What you need to know:

  • Ride DTO, downtown Orlando's $1 on-demand shuttle, hit 50,000 rides in roughly 17 months
  • The Community Redevelopment Agency has spent $556,197 on the program — about $11 per ride
  • Days before the milestone announcement, the CRA issued an RFP opening the service to competitive bidding
  • The new solicitation envisions up to five years, compared to the current two-year deal
  • Proposals are due March 26; Circuit, the current operator, is eligible to bid

Downtown Orlando’s $1 on-demand shuttle has reached 50,000 rides, and the Community Redevelopment Agency (CRA) is now seeking bids for a new contract up to five times longer than the original deal.

Days before announcing the milestone, the CRA issued a request for proposals that opens the service to any qualified bidder. The original contract with operator Circuit Transit Inc. has no remaining renewal options, and the current deal expires June 19.

What it costs

The CRA has spent $556,197.25 on Ride DTO since the service launched Oct. 7, 2024, according to figures provided on the record through the city’s communications office. At 50,000 rides over roughly 17 months, that works out to $11.12 per ride, with riders paying $1.

Asked whether the program is delivering value at that cost, Commissioner Patty Sheehan, whose district includes downtown, said it is “about the going rate for a rideshare. So yes.” She said she has heard from residents who “utilize and enjoy the program” and has “no problem with the scale of successful programs.”

How the contract ran out

City Council approved the original contract on June 10, 2024. The deal authorized spending up to $595,712.50 for a one-year term with one renewal option. Actual spending has tracked below that ceiling because Circuit is compensated at an hourly rate per vehicle, so costs follow fleet deployment rather than a fixed fee.

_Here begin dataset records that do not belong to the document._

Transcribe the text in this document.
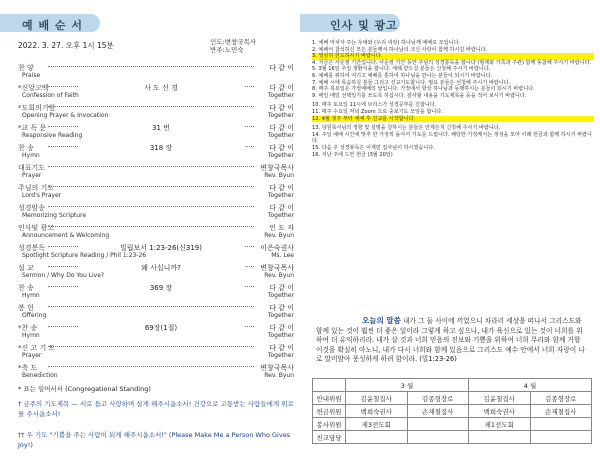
예 배 순 서	인사 및 광고
2022. 3. 27. 오후 1시 15분	인도:변창국목사
반주:노민숙
찬 양	다 같 이
Praise
*신앙고백	사 도 신 경	다 같 이
Confession of Faith	Together
*도회의기원	다 같 이
Opening Prayer & Invocation	Together
*교 독 문	31 번	다 같 이
Responsive Reading	Together
찬 송	318 장	다 같 이
Hymn	Together
대표기도	변창국목사
Prayer	Rev. Byun
주님의 기도	다 같 이
Lord's Prayer	Together
성경암송	다 같 이
Memorizing Scripture	Together
인사및 광고	인 도 자
Announcement & Welcoming	Rev. Byun
성경봉독	빌립보서 1:23-26(신319)	이은숙권사
Spotlight Scripture Reading / Phil 1:23-26	Ms. Lee
설 교	왜 사십니까?	변창국목사
Sermon / Why Do You Live?	Rev. Byun
찬 송	369 장	다 같 이
Hymn	Together
봉 헌	다 같 이
Offering	Together
*찬 송	69장(1절)	다 같 이
Hymn	Together
*신 고 기 도	다 같 이
Prayer	Together
*축 도	변창국목사
Benediction	Rev. Byun
* 표는 일어서서 (Congregational Standing)
† 금주의 기도제목 — 서로 돕고 사랑하며 살게 해주시옵소서! 건강으로 고통받는 사람들에게 위로를 주시옵소서!
†† 우 기도 "기쁨을 주는 사람이 되게 해주시옵소서!" (Please Make Me a Person Who Gives Joy!)
1. 예배 마치자 주는 우애와 (우리 여럿) 하나님께 예배로 모입니다.
2. 예배어 참석하신 모든 분들께서 하나님의 크신 사랑이 함께 하시길 바랍니다.
3. 열심히 헌도하시기 바랍니다.
4. 지금은 사순절 기간입니다. 사순절 기간 동안 주님의 성경통독을 합니다 (형제와 가족과 주관) 함께 동참해 주시기 바랍니다.
5. 3월 16일 주일 생환식을 합니다. 세례 받으실 분들은 신청해 주시기 바랍니다.
6. 예배를 위하여 여기고 예배를 통하여 하나님을 만나는 분들이 되시기 바랍니다.
7. 예배 시에 목숨하실 분들 그리고 선교기도합니다. 필요 분들은 선청해 주시기 바랍니다.
8. 매주 목요일은 가정예배의 날입니다. 가정에서 항상 하나님과 동행하시는 분들이 되시기 바랍니다.
9. 매일 매일 선택일기를 쓰도록 하십시다. 감사할 내용을 기도제목을 등을 적어 보시기 바랍니다.
10. 매주 토요일 11시에 브리스가 성경공부를 진합니다.
11. 매주 수요일 저녁 Zoom 으로 중보기도 모임을 합니다.
12. 4월 첫주 부터 에에 후 친교를 시작합니다.
13. 딩원목사님의 정향 및 설명을 칭하시는 분들은 언제든지 신청해 주시기 바랍니다.
14. 주일 예배 시간에 맞추 한 가정씩 돌아서 기도를 드립니다. 해당한 가정께서는 정성을 모아 이례 헌금과 함께 하시기 바랍니다.
15. 다음 주 성경봉독은 이재민 집사님이 하시겠습니다.
16. 지난 주에 드린 헌금 (3월 20일)
오늘의 말씀 내가 그 둘 사이에 끼었으니 차라리 세상을 떠나서 그리스도와 함께 있는 것이 훨씬 더 좋은 일이라 그렇게 하고 싶으나, 내가 육신으로 있는 것이 너희를 위하여 더 유익하리라. 내가 살 것과 너희 믿음의 진보와 기쁨을 위하여 너희 무리와 함께 거할 이것을 확실히 아노니, 내가 다시 너희와 함께 있음으로 그리스도 예수 안에서 너희 자랑이 나로 말미암아 풍성하게 하려 함이라. (빌1:23-26)
	3 월		4 월	
안내위원	김윤철집사	김종형장로	김윤철집사	김종형장로
헌금위원	백희숙권사	손재철집사	백희숙권사	손재철집사
봉사위원	제3전도회		제1전도회	
친교담당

The CRA exercised the sole renewal on June 18, 2025, extending the contract through June 19, 2026. With no further extensions available, the CRA issued the new RFP on Feb. 18.

A bigger deal

The new solicitation calls for a three-year initial term with two optional 12-month extensions, for up to five years total. The fleet requirement would scale from five vehicles up to 10. Vehicles must be electric or hybrid, broadening the current all-electric requirement. And service hours would expand, pushing closing time two hours later for most of the fleet.

The CRA said the extended hours address a gap. “Our previous 8:00 p.m. conclusion often left diners and theater-goers without a return option,” the agency said.

The fleet must include at least one ADA-accessible vehicle at all times.

What the numbers don’t show

The CRA says it receives monthly reports from Circuit on ridership, peak usage and average wait times but has not released those reports publicly or shared trend data showing whether monthly rides are increasing, holding steady or declining. The agency says it has not conducted a formal program evaluation, describing its oversight as a “structured reporting cadence” with the service provider.

At about 99 rides per day across five vehicles, the service averages roughly 20 rides per vehicle per day over the life of the program.

What’s next

The CRA says it is “fully committed to the continued success of the Ride DTO service” and that “there is a clear intent to keep the program operational.” But the vendor may change. Proposals are due March 26, and Circuit is eligible to bid.

Updated March 6, 2026: For clarity and brevity.